We 'keep' the null hypothesis, but we cannot conclude that the slope is 0. Ah ok!! Is there a way to check if my results are correct? #### Klaas van Aarsen

##### MHB Seeker
Staff member
Ah ok!! Is there a way to check if my results are correct?
Excel has the [M]LINEST[/M] function.
One of its outputs is the F-value when used in a 5x2 array context for a simple linear regression. Excel also has the [M]F.DIST[/M] function to convert an F-value into a probability.

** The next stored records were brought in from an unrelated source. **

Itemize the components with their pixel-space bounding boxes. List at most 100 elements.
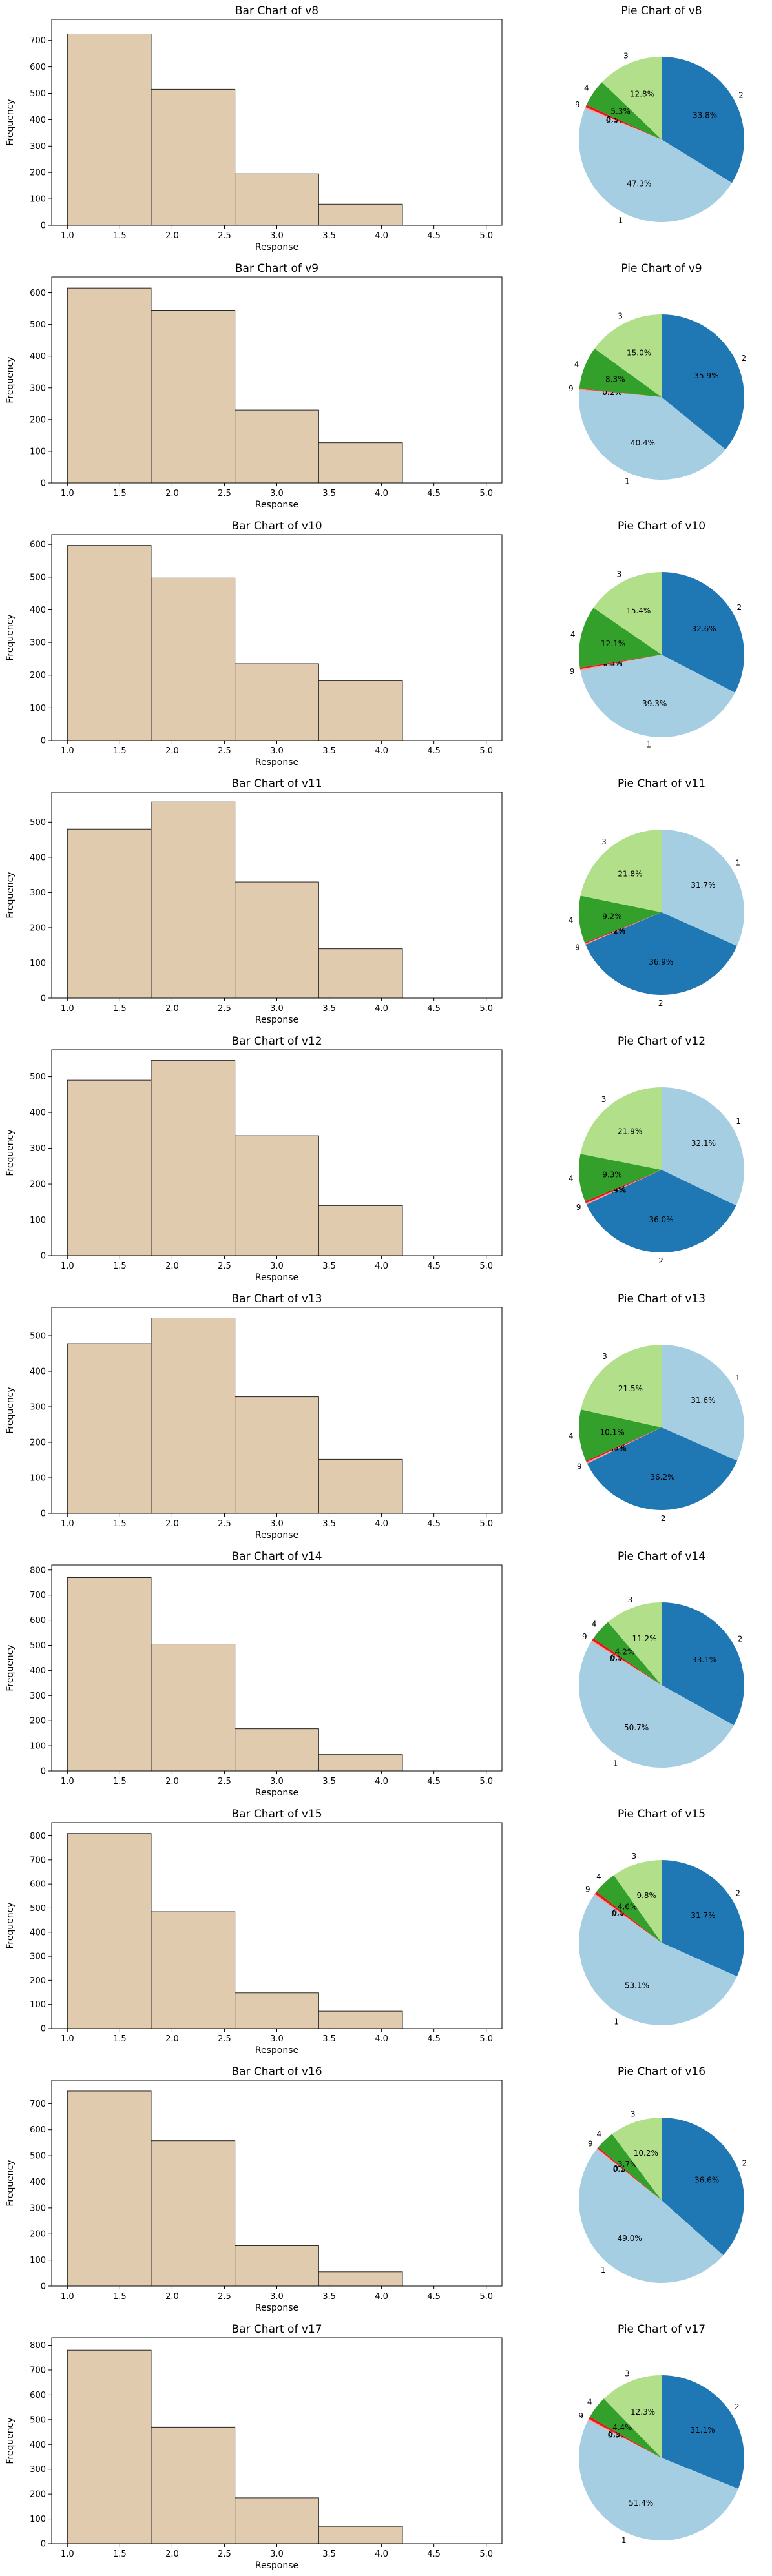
x-tick-label: 5.0: [479, 1004, 493, 1014]
x-tick-label: 5.0: [479, 1777, 493, 1786]
pie-slice-percent: 21.5%: [618, 1384, 643, 1393]
pie-slice-label: 3: [618, 312, 623, 321]
x-tick-label: 2.0: [165, 231, 179, 241]
y-tick-label: 0: [41, 2025, 46, 2034]
chart-row: Bar Chart of v17 1.0 1.5 2.0 2.5 3.0 3.5 4.0 4.5…: [5, 2323, 744, 2571]
pie-slice: [603, 2375, 662, 2458]
pie-slice-percent: 21.9%: [618, 1127, 642, 1136]
pie-chart-title: Pie Chart of v12: [618, 1035, 705, 1048]
pie-slice-label: 2: [736, 603, 742, 612]
y-tick-label: 200: [30, 671, 46, 680]
pie-slice-label: 4: [596, 1872, 601, 1881]
pie-slice-label: 4: [569, 1432, 574, 1441]
y-tick-label: 700: [30, 1855, 46, 1865]
x-tick-label: 4.5: [427, 746, 441, 756]
histogram-bar: [151, 2426, 236, 2544]
pie-slice-percent: 49.0%: [618, 2234, 642, 2243]
y-axis-label: Frequency: [5, 2160, 16, 2206]
histogram-bar: [67, 2090, 152, 2287]
pie-slice: [585, 912, 662, 945]
pie-slice: [601, 57, 662, 139]
chart-row: Bar Chart of v15 1.0 1.5 2.0 2.5 3.0 3.5 4.0 4.5…: [5, 1808, 744, 2056]
pie-slice-label: 2: [658, 1256, 663, 1265]
pie-slice-label: 9: [582, 1632, 587, 1641]
x-tick-label: 3.5: [322, 1777, 336, 1786]
bar-chart: Bar Chart of v8 1.0 1.5 2.0 2.5 3.0 3.5 4.0 4.5 5…: [5, 5, 503, 252]
pie-slice-percent: 32.1%: [691, 1139, 716, 1148]
x-tick-label: 2.0: [165, 746, 179, 756]
pie-slice-percent: 4.2%: [615, 1647, 635, 1656]
x-tick-label: 4.0: [375, 1262, 388, 1271]
pie-slice-label: 3: [601, 837, 607, 846]
pie-slice: [589, 2417, 662, 2458]
y-tick-label: 0: [41, 479, 46, 489]
y-tick-label: 200: [30, 2230, 46, 2240]
pie-slice-label: 2: [742, 2158, 747, 2167]
bar-chart-title: Bar Chart of v13: [231, 1293, 322, 1305]
chart-row: Bar Chart of v10 1.0 1.5 2.0 2.5 3.0 3.5 4.0 4.5…: [5, 520, 744, 768]
x-tick-label: 1.0: [61, 746, 74, 756]
histogram-bar: [67, 1079, 152, 1256]
pie-slice: [662, 1345, 744, 1461]
histogram-bar: [318, 203, 403, 226]
pie-slice-label: 9: [588, 2139, 593, 2148]
x-tick-label: 4.0: [375, 2550, 388, 2559]
bar-chart-title: Bar Chart of v12: [231, 1035, 322, 1048]
pie-slice-label: 9: [576, 1203, 581, 1212]
pie-slice-label: 9: [577, 1462, 582, 1471]
chart-row: Bar Chart of v8 1.0 1.5 2.0 2.5 3.0 3.5 4.0 4.5 5…: [5, 5, 744, 252]
pie-slice: [662, 2375, 744, 2489]
x-tick-label: 4.0: [375, 1519, 388, 1529]
x-axis-label: Response: [255, 1015, 298, 1025]
x-tick-label: 3.0: [270, 1004, 284, 1014]
bar-chart: Bar Chart of v10 1.0 1.5 2.0 2.5 3.0 3.5 4.0 4.5…: [5, 520, 503, 768]
pie-slice: [579, 388, 662, 397]
x-tick-label: 2.5: [218, 1004, 231, 1014]
y-tick-label: 0: [41, 737, 46, 746]
y-tick-label: 500: [30, 1332, 46, 1342]
y-tick-label: 400: [30, 1928, 46, 1937]
x-tick-label: 1.5: [113, 2034, 127, 2044]
pie-slice: [579, 655, 662, 670]
pie-slice: [608, 1602, 662, 1685]
chart-row: Bar Chart of v11 1.0 1.5 2.0 2.5 3.0 3.5 4.0 4.5…: [5, 777, 744, 1025]
bar-chart: Bar Chart of v16 1.0 1.5 2.0 2.5 3.0 3.5 4.0 4.5…: [5, 2065, 503, 2313]
pie-slice-percent: 10.1%: [600, 1427, 625, 1436]
pie-slice-label: 2: [735, 1888, 740, 1897]
pie-slice-label: 3: [628, 1595, 633, 1604]
y-tick-label: 300: [30, 1144, 46, 1154]
pie-slice: [614, 1860, 662, 1943]
pie-slice: [581, 1345, 662, 1427]
pie-slice: [612, 2118, 662, 2200]
pie-slice-label: 2: [661, 1514, 666, 1523]
pie-slice: [579, 608, 662, 668]
histogram-bar: [151, 88, 236, 226]
pie-slice-percent: 12.8%: [630, 89, 654, 98]
pie-slice: [586, 1427, 662, 1464]
x-tick-label: 4.5: [427, 2550, 441, 2559]
x-tick-label: 4.0: [375, 231, 388, 241]
pie-slice-label: 1: [618, 216, 623, 225]
histogram-bar: [235, 881, 319, 999]
pie-slice: [596, 2148, 662, 2200]
histogram-bar: [318, 2010, 403, 2029]
x-tick-label: 1.0: [61, 1262, 74, 1271]
pie-slice: [585, 1170, 662, 1205]
y-tick-label: 600: [30, 540, 46, 550]
x-tick-label: 1.5: [113, 2550, 127, 2559]
pie-slice: [579, 108, 732, 222]
y-axis-label: Frequency: [5, 1129, 16, 1176]
y-tick-label: 100: [30, 2000, 46, 2010]
x-tick-label: 2.5: [218, 746, 231, 756]
pie-slice-percent: 31.7%: [691, 881, 715, 890]
histogram-bar: [67, 287, 152, 484]
x-tick-label: 1.5: [113, 1777, 127, 1786]
pie-slice: [579, 389, 662, 397]
pie-slice-percent: 8.3%: [605, 374, 625, 383]
pie-slice-percent: 36.9%: [649, 957, 673, 966]
pie-slice: [662, 1860, 744, 1977]
y-tick-label: 300: [30, 888, 46, 898]
y-axis-label: Frequency: [5, 99, 16, 145]
y-tick-label: 600: [30, 2391, 46, 2400]
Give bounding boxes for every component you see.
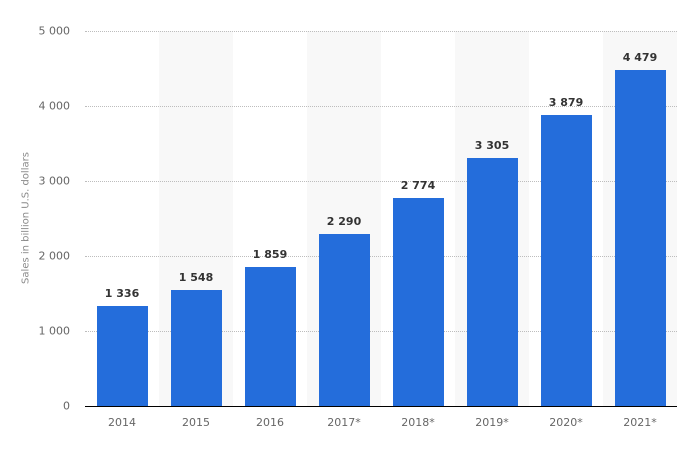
x-axis-line: [85, 406, 677, 407]
y-tick-label: 5 000: [38, 24, 71, 38]
data-label: 3 879: [548, 96, 584, 110]
y-tick-label: 2 000: [38, 249, 71, 263]
data-label: 3 305: [474, 139, 510, 153]
gridline: [85, 181, 677, 182]
gridline: [85, 106, 677, 107]
y-tick-label: 1 000: [38, 324, 71, 338]
bar-2015[interactable]: [170, 289, 222, 406]
bar-2016[interactable]: [244, 266, 296, 406]
bar-2014[interactable]: [96, 305, 148, 406]
y-tick-label: 3 000: [38, 174, 71, 188]
data-label: 2 774: [400, 178, 436, 192]
bar-2018-forecast[interactable]: [392, 197, 444, 406]
x-tick-label: 2014: [108, 416, 136, 429]
bar-2020-forecast[interactable]: [540, 115, 592, 406]
bar-2021-forecast[interactable]: [614, 70, 666, 406]
data-label: 1 859: [252, 247, 288, 261]
y-tick-label: 0: [63, 399, 70, 413]
data-label: 1 548: [178, 270, 214, 284]
x-tick-label: 2021*: [623, 416, 657, 429]
x-tick-label: 2015: [182, 416, 210, 429]
x-tick-label: 2020*: [549, 416, 583, 429]
y-axis-title: Sales in billion U.S. dollars: [20, 152, 32, 284]
gridline: [85, 331, 677, 332]
x-tick-label: 2016: [256, 416, 284, 429]
bar-2019-forecast[interactable]: [466, 158, 518, 406]
x-tick-label: 2018*: [401, 416, 435, 429]
data-label: 2 290: [326, 215, 362, 229]
x-tick-label: 2017*: [327, 416, 361, 429]
gridline: [85, 31, 677, 32]
plot-area: 1 336 1 548 1 859 2 290 2 774 3 305 3 879 4 479: [85, 31, 677, 406]
bar-2017-forecast[interactable]: [318, 234, 370, 406]
gridline: [85, 256, 677, 257]
x-tick-label: 2019*: [475, 416, 509, 429]
data-label: 4 479: [622, 51, 658, 65]
data-label: 1 336: [104, 286, 140, 300]
y-tick-label: 4 000: [38, 99, 71, 113]
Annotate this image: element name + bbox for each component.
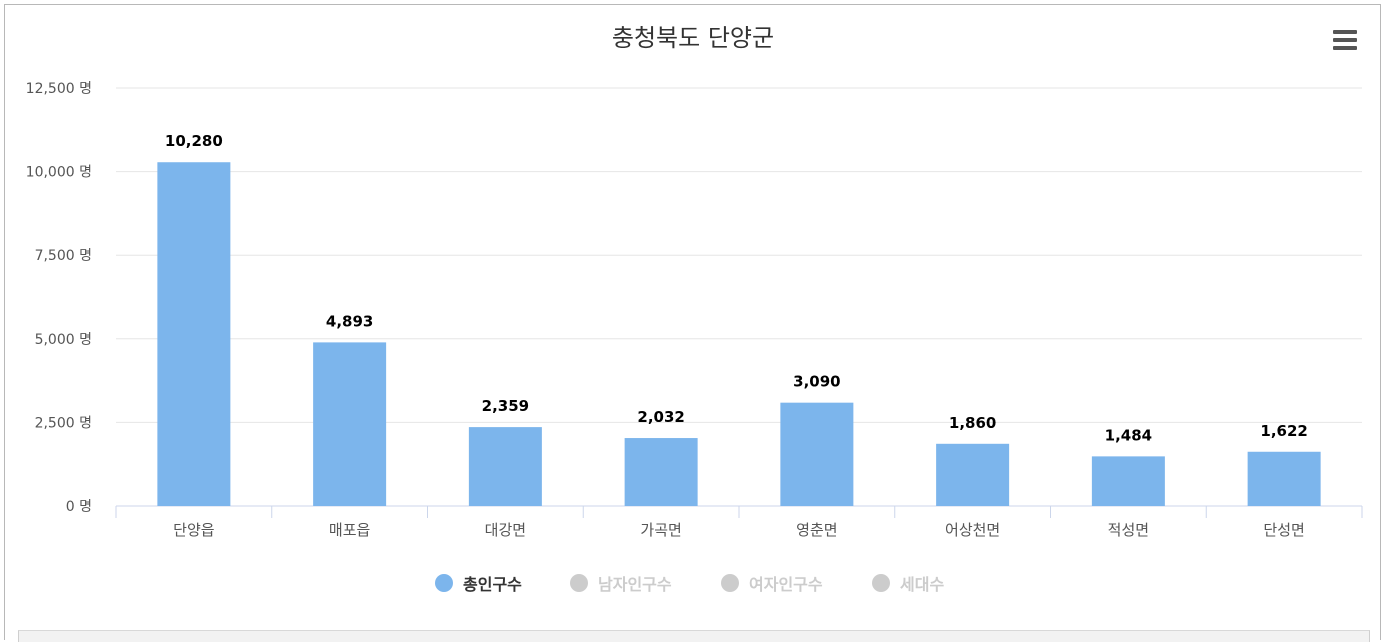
y-tick-label: 0 명: [66, 499, 92, 515]
chart-container: [4, 4, 1381, 640]
hamburger-menu-icon: [1333, 30, 1357, 34]
y-tick-label: 10,000 명: [26, 165, 92, 181]
data-label: 3,090: [793, 373, 840, 391]
data-label: 10,280: [165, 132, 223, 150]
x-tick-label: 매포읍: [329, 521, 370, 539]
legend-item-0[interactable]: 총인구수: [435, 571, 522, 595]
hamburger-menu-icon-bar: [1333, 46, 1357, 50]
bar: [468, 427, 542, 506]
bar: [1091, 456, 1165, 506]
y-tick-label: 12,500 명: [26, 81, 92, 97]
data-label: 2,359: [482, 397, 529, 415]
y-tick-label: 7,500 명: [35, 248, 92, 264]
legend-item-2[interactable]: 여자인구수: [721, 571, 823, 595]
bar: [313, 342, 387, 506]
bar: [780, 402, 854, 506]
chart-title: 충청북도 단양군: [611, 24, 775, 52]
data-label: 1,484: [1105, 426, 1152, 444]
x-tick-label: 가곡면: [640, 521, 681, 539]
legend-item-3[interactable]: 세대수: [872, 571, 944, 595]
hamburger-menu-icon-bar: [1333, 38, 1357, 42]
y-tick-label: 2,500 명: [35, 415, 92, 431]
legend-dot-icon: [435, 574, 453, 592]
data-label: 1,622: [1260, 422, 1307, 440]
context-menu-button[interactable]: [1330, 28, 1360, 52]
legend-dot-icon: [872, 574, 890, 592]
legend-item-1[interactable]: 남자인구수: [570, 571, 672, 595]
legend-label: 세대수: [900, 575, 945, 594]
chart-legend: 총인구수 남자인구수 여자인구수 세대수: [0, 571, 1386, 595]
x-tick-label: 영춘면: [796, 521, 837, 539]
bar: [936, 443, 1010, 506]
x-tick-label: 단양읍: [173, 521, 214, 539]
legend-label: 총인구수: [463, 575, 522, 594]
x-tick-label: 어상천면: [945, 521, 1000, 539]
data-label: 2,032: [637, 408, 684, 426]
data-label: 1,860: [949, 414, 996, 432]
bar: [624, 438, 698, 506]
bar: [1247, 451, 1321, 506]
x-tick-label: 대강면: [485, 521, 526, 539]
horizontal-scrollbar[interactable]: [18, 630, 1370, 642]
bar: [157, 162, 231, 506]
data-label: 4,893: [326, 312, 373, 330]
legend-label: 남자인구수: [598, 575, 672, 594]
x-tick-label: 단성면: [1263, 521, 1304, 539]
y-tick-label: 5,000 명: [35, 332, 92, 348]
x-tick-label: 적성면: [1108, 521, 1149, 539]
legend-dot-icon: [721, 574, 739, 592]
legend-dot-icon: [570, 574, 588, 592]
legend-label: 여자인구수: [749, 575, 823, 594]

We can also do a t-test for the slope as we did before. It should yield the same p-value. Additionally we can draw a graph of the points and the line to see if it makes sense that the explained variance is so much lower than the unexplained variance. #### mathmari

##### Well-known member
MHB Site Helper
Excel has the [M]LINEST[/M] function.
One of its outputs is the F-value when used in a 5x2 array context for a simple linear regression. Using the command [M]LINEST(D2 45;B2:B45)[/M] I get $29.25833947$. If I used the command correctly, I must have a mistake at the calculations of $F$. But what? #### Klaas van Aarsen

##### MHB Seeker
Staff member
Using the command [M]LINEST(D2 45;B2:B45)[/M] I get $29.25833947$. If I used the command correctly, I must have a mistake at the calculations of $F$. But what? To get the F-value from LINEST, we need to specify 4 parameters. And we must make it an array formula with Ctrl+Shift+Enter. You should also get for instance the slope and the y intercept. Do they match?